As you consider words, feel free to look up definitions and synonyms to help you land on what touchstone you most need right now.

Put that word to work   

Your word is going to serve as a guide for you.  When you wake up in the morning, answer the question, “What can I do today to help me feel like I am X (whatever your word is)?”  Then, meet that need.

When you are presented with an opportunity, ask yourself if it is an opportunity that will help you feel whatever the word is.

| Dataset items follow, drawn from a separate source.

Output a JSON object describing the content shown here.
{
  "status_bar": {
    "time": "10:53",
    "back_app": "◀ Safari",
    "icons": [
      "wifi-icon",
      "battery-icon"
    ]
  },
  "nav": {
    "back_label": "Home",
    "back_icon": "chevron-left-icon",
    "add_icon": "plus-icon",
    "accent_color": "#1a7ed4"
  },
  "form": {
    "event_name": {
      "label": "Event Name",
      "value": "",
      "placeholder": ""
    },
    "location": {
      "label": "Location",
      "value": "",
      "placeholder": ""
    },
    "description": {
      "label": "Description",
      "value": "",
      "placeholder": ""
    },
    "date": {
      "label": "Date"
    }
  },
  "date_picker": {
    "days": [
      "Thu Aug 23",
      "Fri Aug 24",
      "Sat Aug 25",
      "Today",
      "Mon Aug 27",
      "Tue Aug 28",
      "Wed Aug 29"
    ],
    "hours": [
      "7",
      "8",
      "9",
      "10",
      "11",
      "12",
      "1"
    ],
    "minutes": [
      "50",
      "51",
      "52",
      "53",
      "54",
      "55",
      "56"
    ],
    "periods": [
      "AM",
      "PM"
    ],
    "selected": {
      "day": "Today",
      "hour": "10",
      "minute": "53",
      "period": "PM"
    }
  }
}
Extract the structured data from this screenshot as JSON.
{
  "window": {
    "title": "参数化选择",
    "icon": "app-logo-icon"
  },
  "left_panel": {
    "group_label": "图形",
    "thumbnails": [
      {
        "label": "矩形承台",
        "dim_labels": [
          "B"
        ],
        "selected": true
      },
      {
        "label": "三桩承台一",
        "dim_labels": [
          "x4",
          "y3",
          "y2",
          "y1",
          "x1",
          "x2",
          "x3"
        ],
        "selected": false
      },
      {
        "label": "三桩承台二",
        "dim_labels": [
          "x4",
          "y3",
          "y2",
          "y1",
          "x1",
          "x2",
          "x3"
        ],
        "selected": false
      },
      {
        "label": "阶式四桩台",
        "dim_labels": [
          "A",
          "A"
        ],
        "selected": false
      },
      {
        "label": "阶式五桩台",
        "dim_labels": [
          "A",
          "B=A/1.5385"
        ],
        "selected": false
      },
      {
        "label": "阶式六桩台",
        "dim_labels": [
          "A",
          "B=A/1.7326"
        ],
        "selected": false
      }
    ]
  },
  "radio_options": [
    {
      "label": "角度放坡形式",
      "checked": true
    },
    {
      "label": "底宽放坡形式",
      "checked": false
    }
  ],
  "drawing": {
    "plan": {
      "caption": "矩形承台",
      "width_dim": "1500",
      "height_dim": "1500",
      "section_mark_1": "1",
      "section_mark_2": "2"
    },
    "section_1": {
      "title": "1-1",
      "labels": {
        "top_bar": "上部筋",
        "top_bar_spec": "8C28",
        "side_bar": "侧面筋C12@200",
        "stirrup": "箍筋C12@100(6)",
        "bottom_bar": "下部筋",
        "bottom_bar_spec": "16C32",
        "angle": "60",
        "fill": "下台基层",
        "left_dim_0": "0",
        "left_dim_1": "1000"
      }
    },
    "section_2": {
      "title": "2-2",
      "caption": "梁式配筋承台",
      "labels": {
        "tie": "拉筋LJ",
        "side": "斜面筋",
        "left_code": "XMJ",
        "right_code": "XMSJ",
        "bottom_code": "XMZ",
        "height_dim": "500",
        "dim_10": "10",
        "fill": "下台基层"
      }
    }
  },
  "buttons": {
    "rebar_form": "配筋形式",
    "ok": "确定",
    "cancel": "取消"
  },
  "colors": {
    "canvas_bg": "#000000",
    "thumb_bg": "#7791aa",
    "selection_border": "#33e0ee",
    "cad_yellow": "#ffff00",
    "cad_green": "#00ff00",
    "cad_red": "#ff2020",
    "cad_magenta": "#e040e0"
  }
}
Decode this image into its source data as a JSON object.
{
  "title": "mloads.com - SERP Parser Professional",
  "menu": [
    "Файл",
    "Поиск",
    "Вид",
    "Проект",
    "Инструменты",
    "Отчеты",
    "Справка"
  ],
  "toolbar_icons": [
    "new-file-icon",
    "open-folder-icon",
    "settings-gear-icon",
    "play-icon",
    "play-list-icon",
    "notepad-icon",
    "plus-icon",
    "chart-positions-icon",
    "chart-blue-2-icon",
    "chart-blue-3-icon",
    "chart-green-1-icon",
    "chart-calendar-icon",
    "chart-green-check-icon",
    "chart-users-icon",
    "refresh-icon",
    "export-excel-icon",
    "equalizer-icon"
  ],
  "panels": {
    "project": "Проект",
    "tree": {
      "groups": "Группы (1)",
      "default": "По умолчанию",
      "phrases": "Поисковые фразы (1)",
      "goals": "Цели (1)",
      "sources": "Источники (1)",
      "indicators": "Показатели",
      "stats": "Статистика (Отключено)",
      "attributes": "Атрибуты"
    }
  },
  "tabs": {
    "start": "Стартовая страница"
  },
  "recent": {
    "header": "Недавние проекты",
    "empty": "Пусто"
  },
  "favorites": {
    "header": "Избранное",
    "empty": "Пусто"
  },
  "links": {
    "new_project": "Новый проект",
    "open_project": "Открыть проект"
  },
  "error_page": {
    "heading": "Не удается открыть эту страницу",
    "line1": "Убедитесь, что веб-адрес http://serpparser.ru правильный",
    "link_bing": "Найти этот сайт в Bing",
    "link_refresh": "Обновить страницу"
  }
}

Finally, use the word to come up with your goals.  If you want to feel a sense of peace, what actions can you choose this year (as long term goals) to help you feel that (reconcile with your sister, let other people’s opinions go, etc).  Our to do lists should always be driven not by shoulds but by our deepest desires so rooted in how we want to feel.

What I am looking for in 2016

It took me a while to get to my word for 2016 but, boy, have I found the perfect word for my 2016.

For the longest time, I thought my word would be delight.  I wanted a lightness to my being and so much more joy after a year that was filled with heart break, deep grief, challenges, anxiety and more.  I wanted to feel vibrant again and to glow, but I also just wanted to reacquaint myself with the deep happiness that I used to emit more effortlessly before life got so. damn. hard (as life does when you have kids and parents and partners and friends whose wellbeing greatly affects you while balancing work and volunteering and laundry and, well, you know the whole entire drill here).

But there were two other things speaking to me, too, for the new year.  In addition to wanting more delight, I also wanted to accomplish more of the things that my own heart had been calling me to do.  If you know me in real life, you know that I am a completer.  I complete whatever you ask of me before the deadline and, I hope, at a nice quality level.  But my desire to not leave anyone else hanging means that I leave myself, my ideas, and my desires hanging A LOT more than I care to admit.  I wanted to accomplish things that have been on my personal to do list for a long time—not because they will make a difference to anyone else necessarily but because they will make a difference to me.  So completion and accomplishment were speaking to me, too.

Finally, I found myself wanting to channel that desire for delight and completion into sprucing up the daily-ness of living.  I am the kind of person how ‘makes do’ always.  Why get the thing you really want if this thing over here that only kinda speaks to you over sorta works?  I am sure it’s a scarcity mindset leftover from growing up lower middle class and also from being so invested in the community that I would just rather invest those resources back, but, seriously, sometimes a girl just needs to get new underwear.  And I wanted to quit denying myself those things— new underwear, a $10 candle, a rug for the kitchen.  I literally have splinters in my bum because our thatch dining room chairs are so old they are disintegrating and, yet, it feels too extravagant to get new chairs.  If I am honest with myself, I want super simple luxuries that probably wouldn’t be all that fancy to anyone else but would feel like heaven to me.  And so there was that truth, too, swirling around my head as I considered my 2016 word for the year.

So delight, accomplished, and luxury were Word for the Year fight-clubbing when a friend and I got to talking about my word for the year.  In trying to summarize all of these thoughts, I said, “Basically, I just want a life upgrade. I want my feelings upgraded, my work upgraded (because I was completing these dreams of mine), and my house upgraded (goodbye splinters! hello rug on the kitchen floor so it’s not so cold in there).”

And though upgrade wasn’t the right word, it was the feeling and so I played with that feeling until I arrived at my word for 2016 which is lift.  I want to aim high, elevate my professional and personal presence, soar beyond my own expectations, and live with light and optimism.  I want a lightness to my life this year—of spirit, yes, but also of brightness.

What about you? 

What is your word for 2016 and how does it capture what you are most seeking?